Bell changed this, and very soon there was a telephone in nearly every home, business and learning institution. 

This enabled instantaneous communication and revolutionised the way we communicate with the rest of the world. 

The telephone catalysed international business and accelerated human learning. 

In later years the telephone system would also become the building blocks for the internet.


7. Next up is the very foundation that powers the entire world we live in today, electricity.



Human's have always been aware of electricity and its power.

Ancient Egyptian texts dating back to 2750 BC talk about people getting shocks from electric fish such as Catfish
and the Electric Ray. 

But it wasn't until Thomas Edison created the first practical,
long-lasting electric light bulb in 1879, that electricity transformed from being just a scientific curiosity to an essential tool for modern life. 

Following Edison's invention a whole multitude of other electrical devices quickly followed in the years to come.

Nothing has altered the face of technology like the discovery and practical applications of electrical power.


8. In 1928 a Scottish scientist called Alexander Fleming was experimenting with bacteria in his laboratory when he discovered something that would change the world. 



He noticed that one of his petri dishes filled with bacteria had become contaminated with mould, and everywhere the mould had spread the bacteria was dead. 

What was this mysterious mould that had the ability to stop bacteria dead in its tracks, it turned out to be a fungus called Penicillium.

Over the next two decades chemists purified the fungus and eventually turned it into the drug penicillin, the worlds first antibiotic. 

Penicillin proved to be the magic bullet for a whole load of previously deadly diseases, this new miracle cure could fight off infections without doing any harm to most humans. 

Fleming's discovery forever changed the way we treat
diseases.


9. British mathematician and inventor Charles Babbage invented the first computer in the year 1832.



It contained processors which Babbage called "mills" and a memory which he called the "store", just like in modern computers. 

But unfortunately Babbage was way ahead of his time, it wouldn't be until over 100 years later in 1971 when the world's first personal computer was manufactured and sold.

It was called the Kenbak-1 and sold for $750. 

Ever since then computer technology has accelerated at an unprecedented rate and subsequently so has human knowledge and our technological accomplishments. 
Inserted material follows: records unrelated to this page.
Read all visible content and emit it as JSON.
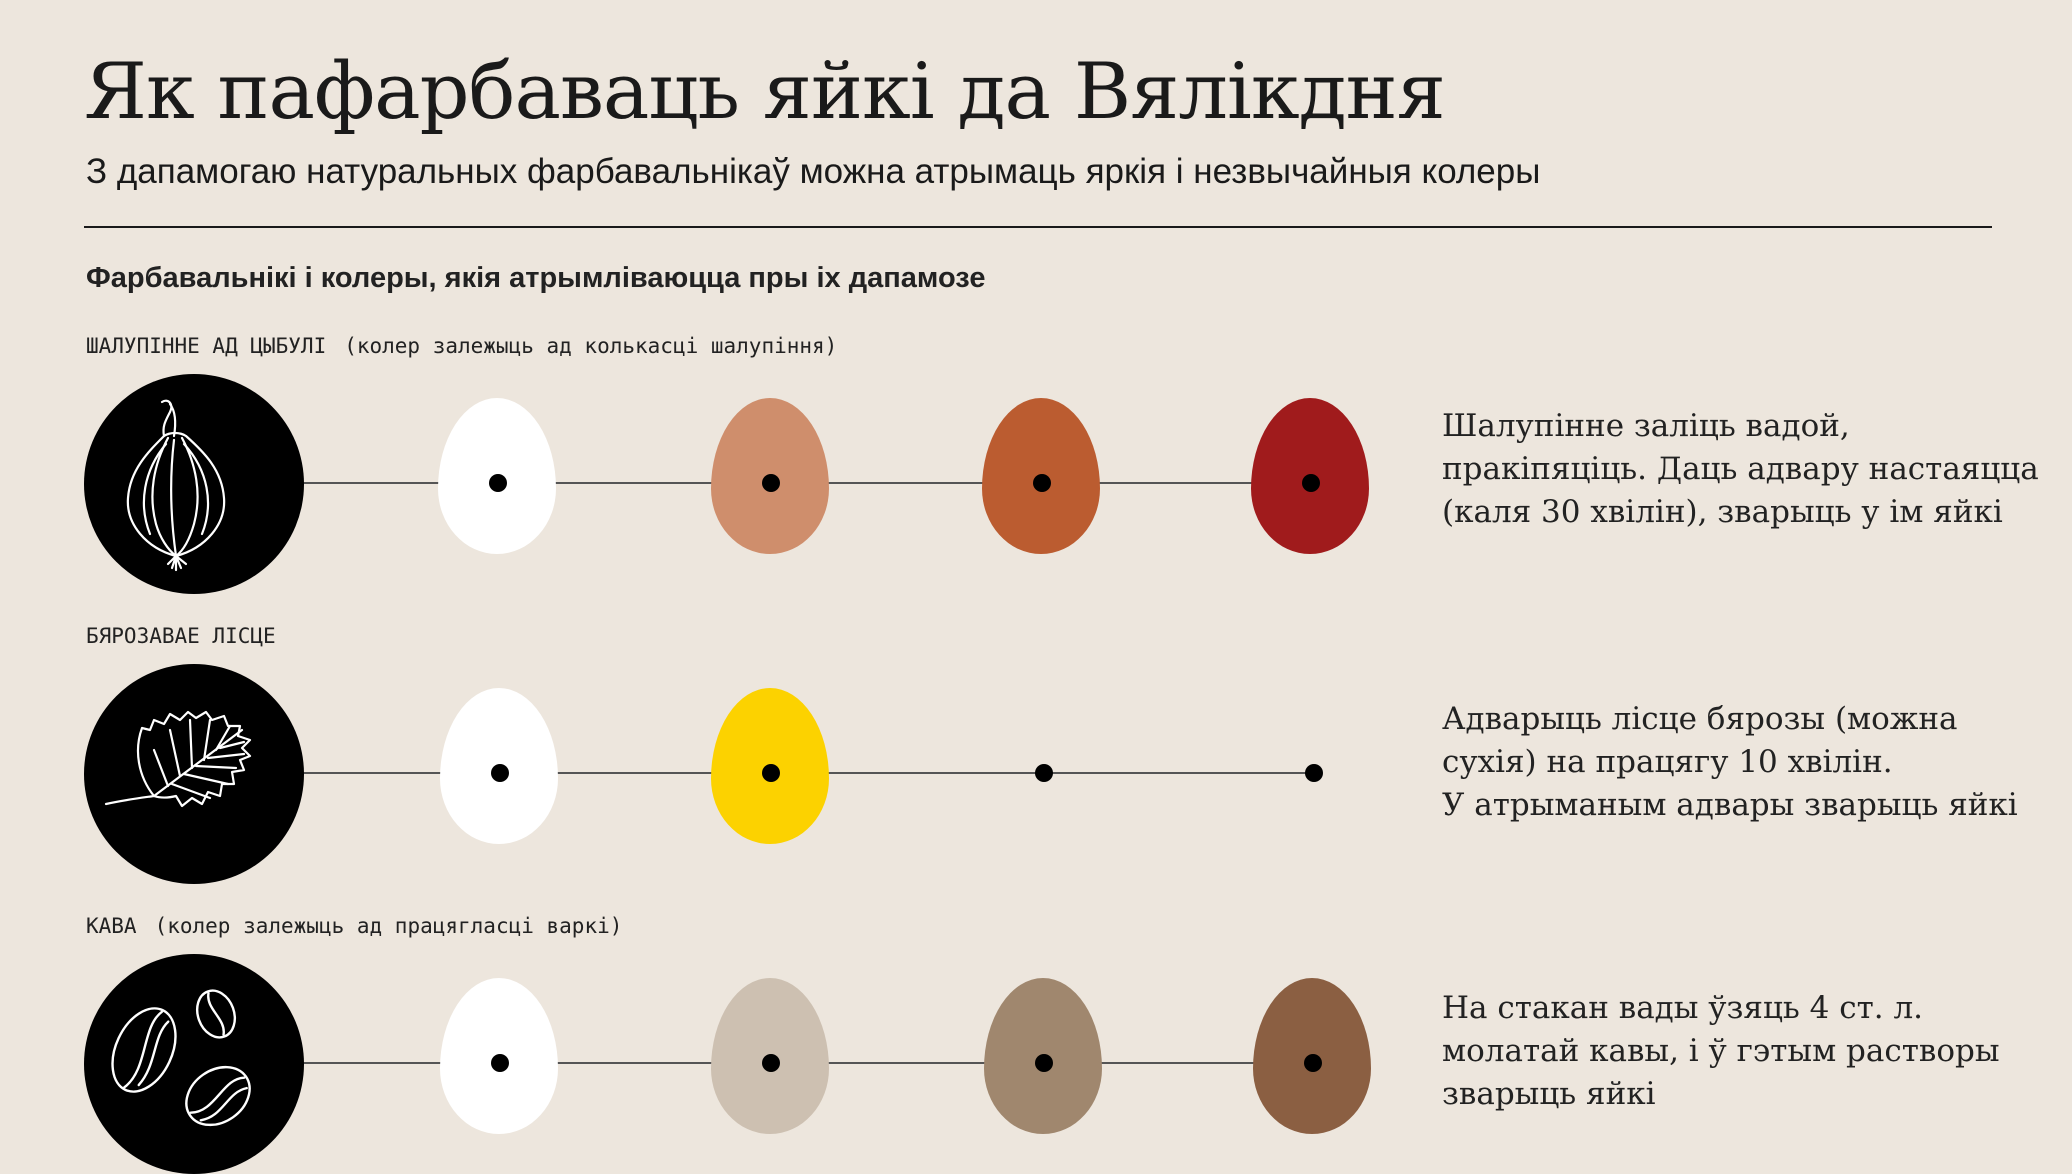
{
  "header": {
    "title": "Як пафарбаваць яйкі да Вялікдня",
    "subtitle": "З дапамогаю натуральных фарбавальнікаў можна атрымаць яркія і незвычайныя колеры"
  },
  "section_title": "Фарбавальнікі і колеры, якія атрымліваюцца пры іх дапамозе",
  "rows": [
    {
      "label": "ШАЛУПІННЕ АД ЦЫБУЛІ",
      "note": "(колер залежыць ад колькасці шалупіння)",
      "icon": "onion-icon",
      "egg_colors": [
        "#ffffff",
        "#cf8e6c",
        "#bb5c30",
        "#a01b1c"
      ],
      "description_lines": [
        "Шалупінне заліць вадой,",
        "пракіпяціць. Даць адвару настаяцца",
        "(каля 30 хвілін), зварыць у ім яйкі"
      ]
    },
    {
      "label": "БЯРОЗАВАЕ ЛІСЦЕ",
      "note": "",
      "icon": "birch-leaf-icon",
      "egg_colors": [
        "#ffffff",
        "#fcd200",
        null,
        null
      ],
      "description_lines": [
        "Адварыць лісце бярозы (можна",
        "сухія) на працягу 10 хвілін.",
        "У атрыманым адвары зварыць яйкі"
      ]
    },
    {
      "label": "КАВА",
      "note": "(колер залежыць ад працягласці варкі)",
      "icon": "coffee-beans-icon",
      "egg_colors": [
        "#ffffff",
        "#cdc0b1",
        "#a0876e",
        "#8b5f42"
      ],
      "description_lines": [
        "На стакан вады ўзяць 4 ст. л.",
        "молатай кавы, і ў гэтым растворы",
        "зварыць яйкі"
      ]
    }
  ]
}
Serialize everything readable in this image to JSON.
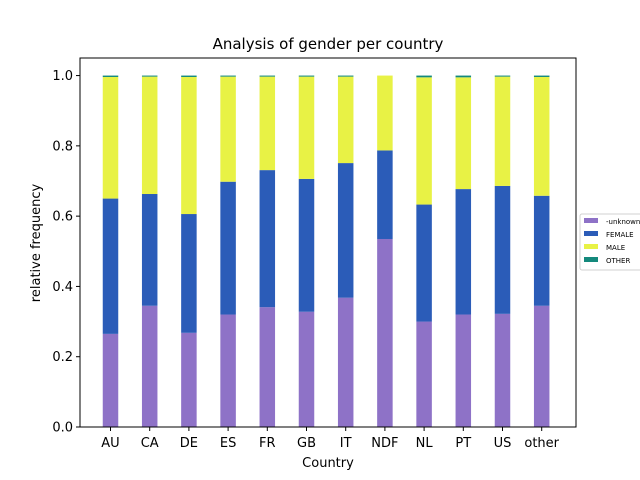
{
  "chart_data": {
    "type": "bar",
    "stacked": true,
    "title": "Analysis of gender per country",
    "xlabel": "Country",
    "ylabel": "relative frequency",
    "ylim": [
      0,
      1.05
    ],
    "yticks": [
      "0.0",
      "0.2",
      "0.4",
      "0.6",
      "0.8",
      "1.0"
    ],
    "grid": false,
    "legend_placement": "center-right",
    "categories": [
      "AU",
      "CA",
      "DE",
      "ES",
      "FR",
      "GB",
      "IT",
      "NDF",
      "NL",
      "PT",
      "US",
      "other"
    ],
    "series": [
      {
        "name": "-unknown-",
        "color": "#8e72c7",
        "values": [
          0.265,
          0.345,
          0.268,
          0.32,
          0.341,
          0.328,
          0.368,
          0.535,
          0.3,
          0.32,
          0.322,
          0.345
        ]
      },
      {
        "name": "FEMALE",
        "color": "#2b5cb8",
        "values": [
          0.385,
          0.318,
          0.338,
          0.378,
          0.39,
          0.378,
          0.383,
          0.252,
          0.333,
          0.357,
          0.364,
          0.313
        ]
      },
      {
        "name": "MALE",
        "color": "#e8f245",
        "values": [
          0.346,
          0.334,
          0.39,
          0.299,
          0.266,
          0.291,
          0.246,
          0.213,
          0.362,
          0.318,
          0.311,
          0.338
        ]
      },
      {
        "name": "OTHER",
        "color": "#14897c",
        "values": [
          0.004,
          0.003,
          0.004,
          0.003,
          0.003,
          0.003,
          0.003,
          0.0,
          0.005,
          0.005,
          0.003,
          0.004
        ]
      }
    ]
  }
}
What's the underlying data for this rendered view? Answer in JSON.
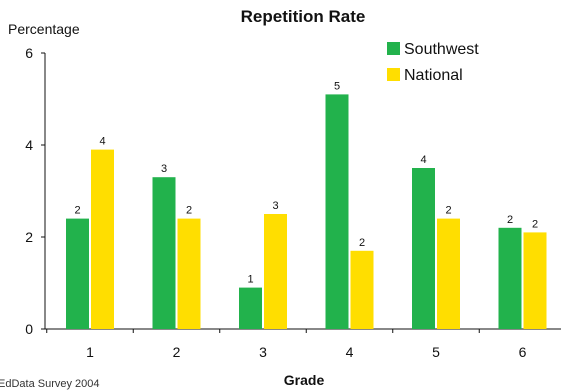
{
  "chart_data": {
    "type": "bar",
    "title": "Repetition Rate",
    "ylabel": "Percentage",
    "xlabel": "Grade",
    "categories": [
      "1",
      "2",
      "3",
      "4",
      "5",
      "6"
    ],
    "ylim": [
      0,
      6
    ],
    "yticks": [
      0,
      2,
      4,
      6
    ],
    "grid": false,
    "legend_position": "top-right",
    "series": [
      {
        "name": "Southwest",
        "color": "#22b24c",
        "values": [
          2.4,
          3.3,
          0.9,
          5.1,
          3.5,
          2.2
        ],
        "labels": [
          "2",
          "3",
          "1",
          "5",
          "4",
          "2"
        ]
      },
      {
        "name": "National",
        "color": "#ffde00",
        "values": [
          3.9,
          2.4,
          2.5,
          1.7,
          2.4,
          2.1
        ],
        "labels": [
          "4",
          "2",
          "3",
          "2",
          "2",
          "2"
        ]
      }
    ],
    "source": "EdData Survey 2004"
  }
}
Just like the abacus did thousands of years ago, the personal computer outsourced the task of complex mathematics
and problem solving to machines. 

The computer was so influential to human development that
it accelerated us into a brand new age, the information age.


10. And finally, you can't talk about the personal computer, without, of course talking about the internet. 



No other invention has shaped the way we go about our daily lives, as much as the internet. 

We now heavily rely on the internet for shopping, business, relationships, entertainment, creativity and general human communications. 

English computer scientist Sir Tim Berners-Lee invented the World Wide Web in 1989 whilst working at CERN, he then
wrote the very first HTTP web client and server in 1990.

Berners-Lee also founded the World Wide Web Consortium, which is responsible for maintaining the international standards for URLs, HTTP, HTML and CSS, or to put it more simply, the technology that the entire internet runs on. 

We still use those same standards and technologies to this day. 

So, in a movement that could be considered both scary and exciting at the very same time, the internet changed human kind like nothing before it, and as the internet and the way
we use it evolves every year, so too, does the human race.